Wednesday, June 18, 2014

Every Gambler Knows The Secret To Wheelchair Drivin'

My favorite aunt called me today. My gambling aunt. We've been out of touch since she retired. I had to catch her up on my recent unfortunate hospitalization. She was howling. "You really need to write about this. I love your stories." Uh huh. At least I don't have to worry about her getting a T-shirt that says, My niece went to the hospital, and all I got was this lousy story.

The Gambler said she hoped I was feeling better after my blood clots. She had a second hip replacement a few months ago, so she is no stranger to the blood thinners. I told her how the littlest things tire me out. Like going to The Devil's Playground without my little Pony helper. "Oh, that store is SO spread out. The cat food is all the way against the back wall! I bought it at the grocery store the other day, but it cost twice as much. You need to ride that wheelchair cart in The Devil's Playground. That's what I did. But be careful. I knocked over a whole display of socks. So then I backed up, and apparently I bumped into something else. Because a lady ran after me and said, 'Did you know you're dragging a robe?' I drove all through the store with a woman's robe hooked onto the back of that wheelchair cart!"

We have a lot of catching up to do. She always knows the best gossip. And she hates to cook for herself. "We need to go to lunch one day."

"Okay. But I think I should drive. You know, because I'm on blood-thinners, and I don't want to die, and I don't want to get pulled over for dragging a woman's robe behind the car."


Sioux said...

Was she trailing a robe, or was she trailing George Costanza?

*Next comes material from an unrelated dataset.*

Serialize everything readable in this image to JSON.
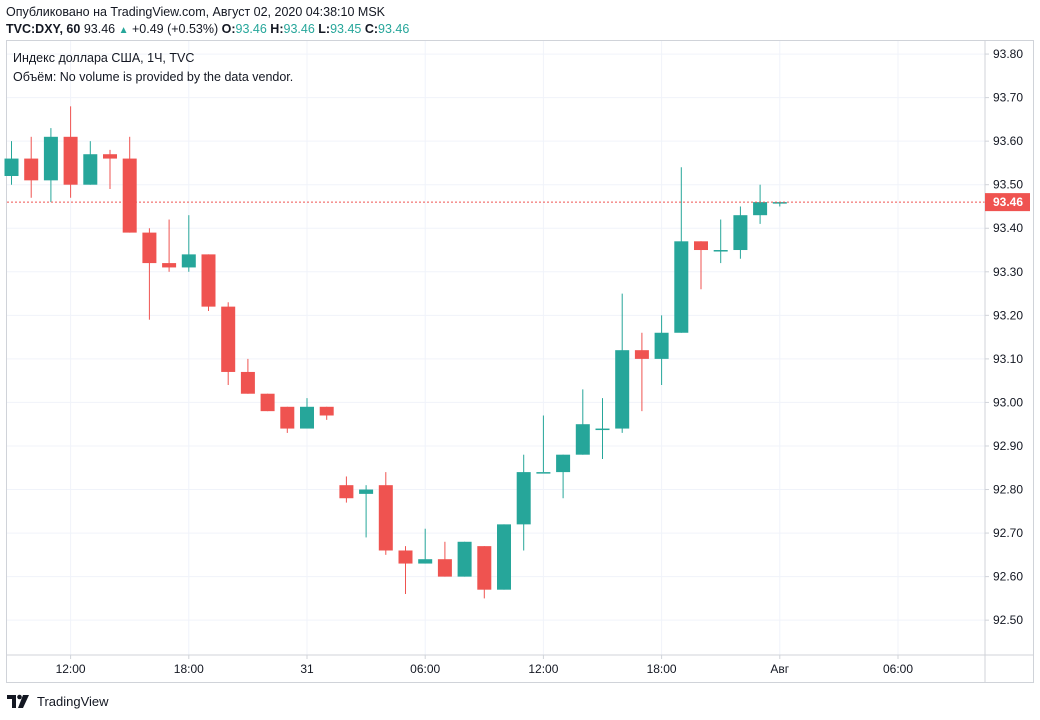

I guess she will be the first one in line at your book signing, when you FINALLY say yes to our clamoring and agree to collect all your stories and get them published.

(And I'll be second...)

Kathy's Klothesline said...

You should definitely drive! She does sound like fun, though. I strolled WalMart one winter when my furnace died. Mostly to stay warm until the repair part arrived. Anyhoo, I have a habit of talking to myself as I shop, mentally comparing prices and figuring how much I can re-sell an item for and still make a profit. Helpful associates (that is what the employees are referred to, as if they are all equals) kept approaching me and enthusiastically offering their help. I could barely make it up and down the aisles before one would pop up and offer assistance. I think I must have encountered every "associate" in the store including the management team. I was baffled until I was on my way home and looked down to see that one of the underwires in my bra had worked it's way up through the neckline of my shirt. Looked like a tiny microphone. They all thought I was a secret shopper grading their performance!! I have considered saving that bra to shop in, I got better service!

Hillbilly Mom said...

At least she wasn't dragging a sewing machine, making sparks to ignite a mail truck full of Extreme Flounders.

Flattery will get you everywhere. If that farfetched scenario every becomes reality, I will give you cuts to the front of the line.

At first I thought they were following you because, like Mrs. HM herself on the bedding aisle, they thought you were a shoplifter, and sent all manner of employees to shadow you.

An underwire "microphone!" I laughed out loud at that one.

Sioux said...

My god, I've got a bra like that. It was slated for the trash, but now it's going to be pressed (or poked) into service.